Hardie exemplifies the Christian Socialist tradition that both shaped the Labour Party’s ideology in its formative years and led to its greatest triumph – the General Election victory of 1945.

This victory seemed most unlikely around a decade and a half earlier. The party almost didn’t survive the fall-out from Ramsay MacDonald’s decision to form a National Government coalition with the Liberals and Conservatives.

It was two Christian Socialists – firstly Arthur Henderson and secondly George Lansbury – who led Labour through this troubled time. “I am a Socialist,” said Lansbury, “because the Christian religion teaches us that love, co-operation, brotherhood are the way of life which will give us peace and security.” Lansbury’s deputy was a future leader, Clement Attlee.

Another Christian Socialist, R.H. Tawney, was the intellectual force behind the party at this stage. To believe in socialism, wrote Tawney, “it is necessary to believe in God”.

It was Tawney who helped Archbishop William Temple to shape the appendix to his key work Christianity and the Social Order (1942). Here the archbishop set out a blueprint for a post-war welfare state. Many took notice – including William Beveridge, who published the Beveridge Report that same year.

The ideas of Tawney, Temple and Beveridge were codified in the 1945 party manifesto Let us Face the Future, co-authored by yet another Christian Socialist – Jarrow MP Ellen Wilkinson.

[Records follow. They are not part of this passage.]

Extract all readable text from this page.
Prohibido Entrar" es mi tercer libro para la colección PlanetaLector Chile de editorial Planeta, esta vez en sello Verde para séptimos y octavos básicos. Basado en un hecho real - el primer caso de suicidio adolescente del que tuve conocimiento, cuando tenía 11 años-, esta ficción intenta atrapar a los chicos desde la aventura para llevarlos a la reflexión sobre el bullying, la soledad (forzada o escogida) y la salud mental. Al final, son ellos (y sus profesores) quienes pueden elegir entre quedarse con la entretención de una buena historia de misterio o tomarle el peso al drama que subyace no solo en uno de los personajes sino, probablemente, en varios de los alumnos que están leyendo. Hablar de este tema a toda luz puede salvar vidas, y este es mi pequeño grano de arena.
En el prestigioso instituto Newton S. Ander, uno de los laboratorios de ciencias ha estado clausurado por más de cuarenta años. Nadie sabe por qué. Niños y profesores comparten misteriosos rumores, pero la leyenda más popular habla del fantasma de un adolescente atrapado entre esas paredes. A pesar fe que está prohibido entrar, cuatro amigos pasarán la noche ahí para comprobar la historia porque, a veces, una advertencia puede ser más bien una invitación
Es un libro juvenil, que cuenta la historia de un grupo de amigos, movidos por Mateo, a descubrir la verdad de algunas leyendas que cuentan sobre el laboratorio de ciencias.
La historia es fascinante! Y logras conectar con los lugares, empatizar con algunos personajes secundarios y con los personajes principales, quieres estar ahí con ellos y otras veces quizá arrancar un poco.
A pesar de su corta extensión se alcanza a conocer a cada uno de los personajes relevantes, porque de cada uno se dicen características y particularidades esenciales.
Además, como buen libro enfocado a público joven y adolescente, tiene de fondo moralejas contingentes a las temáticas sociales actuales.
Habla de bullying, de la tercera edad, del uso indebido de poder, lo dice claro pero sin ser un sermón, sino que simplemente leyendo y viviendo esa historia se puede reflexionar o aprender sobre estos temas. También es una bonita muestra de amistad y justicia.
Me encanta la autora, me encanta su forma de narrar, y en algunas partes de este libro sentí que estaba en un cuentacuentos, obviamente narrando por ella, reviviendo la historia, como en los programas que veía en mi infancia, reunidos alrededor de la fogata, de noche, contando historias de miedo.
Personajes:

It isn’t just the party, but also the expansion of the welfare state and the creation of the NHS that “owes more to Methodism than to Marx”.

‘Prophetic-liberating tradition’

The Christian Socialism of the British Labour movement is just one of the many and varied Christian Left movements that have emerged around the world.

One of the most notable examples is the liberation theology of Peruvian theologian Gustavo Gutiérrez, who published A Theology of Liberation in 1971. Christians, says Gutiérrez, must follow God in taking the side of “the poor and oppressed over and against the pharaohs of this world”.

Around the same time as Gutiérrez was developing his ideas, in the United States James Cone published Black Theology and Black Power (1969) and a Black Theology of Liberation (1970).

Cone’s work demonstrates the portability of liberation theology. It applies not only to the economically marginalised, but to oppressed people of all kinds. This is why there have emerged Black, African, feminist, womanist, and a variety of LGBTQ+ liberation theologies.

Like British Christian Socialism, these liberation movements have their roots in Christian theology.

The American feminist theologian Rosemary Radford Ruether views this as flowing from a scriptural “prophetic-liberating tradition” that is “the central tradition, the tradition by which the biblical faith constantly criticises and renews itself after its own vision”.

Tensions and questions

Debates within liberation theology from the 1970s onwards sought to move the focus beyond just one form of oppression to consider multiple, overlapping forms of oppression. This brings liberation theology into the same ideological space as the intersectional theory that undergirds so much of the contemporary Left.

But a tension remains. In the era of Hardie, Lansbury and Wilkinson, both Christian and non-Christian socialists could work together in fighting for economic equality and distributive justice. The same may not be true in an era where the progressive, identarian Left views Christianity and its traditional morality as the very source of oppression.

There is also the question of whether Ruether’s “prophetic-liberating tradition” is a true understanding of Christian theology and teaching.

In foregrounding freedom from oppression or the establishment of economic collectivism, the Christian Left appears to be offering a different message to the Christian Gospel.

For Hardie, the baby born in Bethlehem came to oppose social and economic injustice. Jesus was a “communist” and an “agitator” wrote George Lansbury; the one who brings economic liberation according to Gustavo Gutiérrez. The emphasis has shifted far from the New Testament, where “Christ Jesus came into the world to save sinners” (1 Timothy 1:15).

What future is there for a Christian Left that sits uncomfortably with both Christianity and the Left?